Курумилла увидел на земле едва заметные человеческие следы, невидимые для других, менее его проницательных людей.

В продолжение нескольких секунд вождь рассматривал эти следы с сосредоточенным вниманием и нашел, что они не принадлежали ни индейцам, ни охотникам, потому что в них ясно отпечатались подошвы башмаков с гвоздями, между тем как ни те, ни другие не носили такой тяжелой и утомительной обуви, предпочитая более легкую и удобную, как вообще у краснокожих.

Сожженные леса тоже не носили башмаков.

Итак, не оставалось никакого сомнения, что это был след бродяги, одного из бандитов капитана Кильда, и что он проходил здесь недавно, так как след был совсем еще свежий.

Откуда пришел этот человек и куда он направился?

Вот что нужно было знать Курумилле.

Но для хитрого и такого опытного индейца это было нетрудно.

Не сомневаясь более ни на минуту, что это был шпион торговца невольниками, Курумилла усердно принялся за свои исследования.

След продолжался еще пять или десять футов, на протяжении которых трещина утеса была завалена навозом; но затем на очень большом пространстве не было видно ничего, кроме мелких камней.

Но вождь не унывал.

Он слишком надеялся на свое искусство слежения и знание местности.

Скоро он снова напал на след, который шел прямо к лесу.

Заметив это направление, Курумилла самодовольно улыбнулся.

— Это очень тонкий мошенник, — прошептал он, — но бледнолицые не настолько хитры, чтобы обмануть индейца!

Он пополз далее тихо, как змея, тщательно осматривая каждый дюйм.

Несколько в стороне от следа, по которому пола Курумилла, последний заметил чрезвычайно тонкую линию, которая, по-видимому, была проведена каким-то железным орудием, слегка скользнувшим по земле.

Вождь улыбнулся и встал на ноги.

Он был под деревом, длинные и густые ветви которого совершенно скрывали его.

Одна из ветвей приходилась как раз над линией, проведенной по земле.

Курумилла поднял глаза кверху и тщательно осмотрел эту ветку, но на ней он не заметил ничего особенного.

Охотник индеец, казалось, на минуту задумался.

Вдруг он поднял голову и, обойдя вокруг дерева, влез на него.

В две-три минуты он достиг ветвей и, остановившись там, внимательно осмотрелся вокруг.

Довольная и гордая улыбка показалась на его губах; он пополз по ветке, находящейся над следом, там он заметил место, в котором кора была содрана, как будто бы от трения какого-нибудь предмета.

Курумилла тотчас же спустился с дерева, этим последним обстоятельством ему объяснялось все, что он хотел знать.

Один или несколько человек, пробираясь по лесу и желая скрыть свои следы, прыгали с одного дерева на другое, и потому в некоторых местах была содрана кора и ветки поломаны.

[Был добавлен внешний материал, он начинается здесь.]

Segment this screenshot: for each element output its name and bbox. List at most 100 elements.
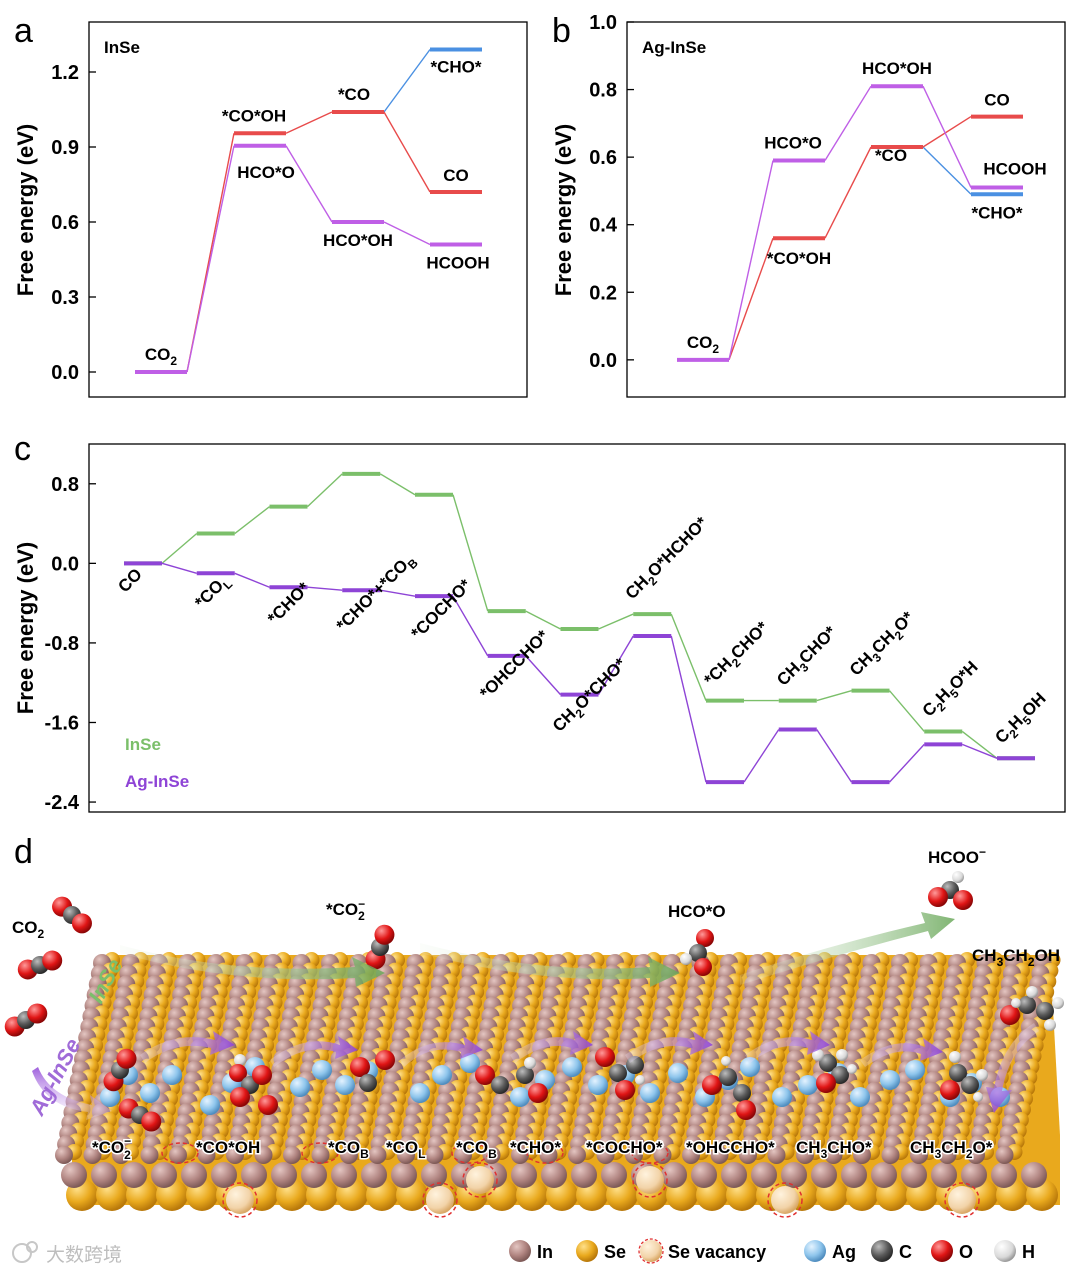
ag-atom [905,1060,925,1080]
h-atom [949,1051,961,1063]
watermark-text: 大数跨境 [46,1244,122,1266]
in-atom [140,1146,159,1164]
level-label-hcooh_1: HCO*OH [862,59,932,78]
se-vacancy [948,1186,976,1214]
ytick-label: 0.2 [589,282,617,304]
level-label-hcoo_1: HCO*O [764,134,822,153]
legend-swatch-se [576,1240,598,1262]
ytick-label: 0.0 [589,350,617,372]
connector-InSe-9 [816,689,852,702]
o-atom [42,950,63,971]
connector-Ag-InSe-9 [816,729,853,783]
connector-Ag-InSe-0 [161,562,197,574]
in-atom [454,1146,472,1164]
legend-swatch-c [871,1240,893,1262]
connector-co_ads-cho [383,49,431,113]
in-atom [995,1146,1014,1164]
chart-a-labels: CO2 *CO*OH HCO*O *CO HCO*OH *CHO* CO HCOOH [145,58,490,369]
connector-co_ads-co_g [383,111,431,193]
h-atom [847,1064,857,1074]
ytick-label: 1.2 [51,62,79,84]
state-label-3: *CHO*+*COB [333,549,421,637]
ytick-label: 0.0 [51,362,79,384]
intermediate-label-9: CH3CH2O* [910,1138,993,1161]
label-hcoo-star: HCO*O [668,902,726,921]
o-atom [141,1111,162,1132]
legend-swatch-in [509,1240,531,1262]
connector-InSe-7 [670,613,707,701]
in-atom [881,1146,900,1164]
chart-c-labels: CO *COL *CHO* *CHO*+*COB*COCHO**OHCCHO*CH2O… [114,513,1049,747]
ytick-label: -2.4 [45,792,80,814]
in-atom [241,1162,267,1188]
in-atom [421,1162,447,1188]
ag-atom [640,1083,660,1103]
intermediate-label-7: *OHCCHO* [686,1138,775,1157]
in-atom [511,1162,537,1188]
o-atom [229,1064,247,1082]
ag-atom [740,1057,760,1077]
in-atom [361,1162,387,1188]
h-atom [1011,998,1021,1008]
ag-atom [432,1065,452,1085]
se-vacancy-ring [422,1182,458,1218]
connector-InSe-10 [888,690,925,732]
connector-hcoo_1-hcooh_1 [285,145,333,223]
in-atom [910,1146,928,1164]
se-vacancy [226,1186,254,1214]
in-atom [796,1146,814,1164]
in-atom [541,1162,567,1188]
in-atom [254,1146,273,1164]
ag-atom [510,1087,530,1107]
in-atom [61,1162,87,1188]
in-atom [682,1146,700,1164]
in-atom [151,1162,177,1188]
chart-b-ylabel: Free energy (eV) [551,124,576,296]
catalyst-slab [55,952,1061,1218]
watermark: 大数跨境 [12,1241,122,1266]
level-label-cooh: *CO*OH [222,106,286,125]
ag-atom [460,1053,480,1073]
h-atom [1026,986,1038,998]
connector-hcoo_1-hcooh_1 [824,85,872,161]
state-label-10: CH3CH2O* [846,608,921,683]
connector-Ag-InSe-1 [234,572,270,588]
c-atom [491,1076,509,1094]
chart-c-yticks: -2.4 -1.6 -0.8 0.0 0.8 [45,474,96,814]
in-atom [901,1162,927,1188]
chart-a-ylabel: Free energy (eV) [13,124,38,296]
in-atom [1021,1162,1047,1188]
h-atom [234,1054,246,1066]
o-atom [350,1057,370,1077]
level-label-co2: CO2 [687,333,720,356]
c-atom [831,1066,849,1084]
level-label-co_g: CO [443,166,469,185]
h-atom [812,1049,824,1061]
chart-b-connectors [728,85,972,361]
chart-c: Free energy (eV) -2.4 -1.6 -0.8 0.0 0.8 CO *C… [13,443,1066,814]
chart-a-levels [135,47,482,374]
panel-letter-d: d [14,835,33,871]
in-atom [691,1162,717,1188]
o-atom [736,1100,756,1120]
in-atom [397,1146,415,1164]
connector-InSe-11 [961,730,998,759]
panel-letter-c: c [14,430,31,468]
in-atom [211,1162,237,1188]
ag-atom [410,1083,430,1103]
panel-d-schematic: d InSe Ag-InSe CO2 *CO− 2 HCO*O HCOO− CH3… [4,835,1064,1266]
se-vacancy-ring [451,1142,489,1164]
h-atom [635,1075,645,1085]
connector-cooh-co_ads [824,146,872,239]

Когда эти люди видели, что не могут продолжать далее таким образом свой путь, они забрасывали на следующее дерево веревку, вероятно аркан, и так мало-помалу подвигались к утесам; немного далее они поползли по земле, принимая всевозможные предосторожности.

В одном месте они сделали громадный прыжок с помощью палки, окованной железом, которою, как видно, и была проведена линия, замеченная вождем, и очутились таким образом на утесе.

Теперь Курумилла не думал о том, где находились люди, которых он преследовал; он знал, что найдет их без труда: они могли проникнуть в середину бесчисленного множества утесов, но выйти оттуда, минуя его, им не представлялось ни малейшей возможности, так как с другой стороны утесов находилась неизмеримой глубины бездна, о существовании которой шпионы, без сомнения, не знали.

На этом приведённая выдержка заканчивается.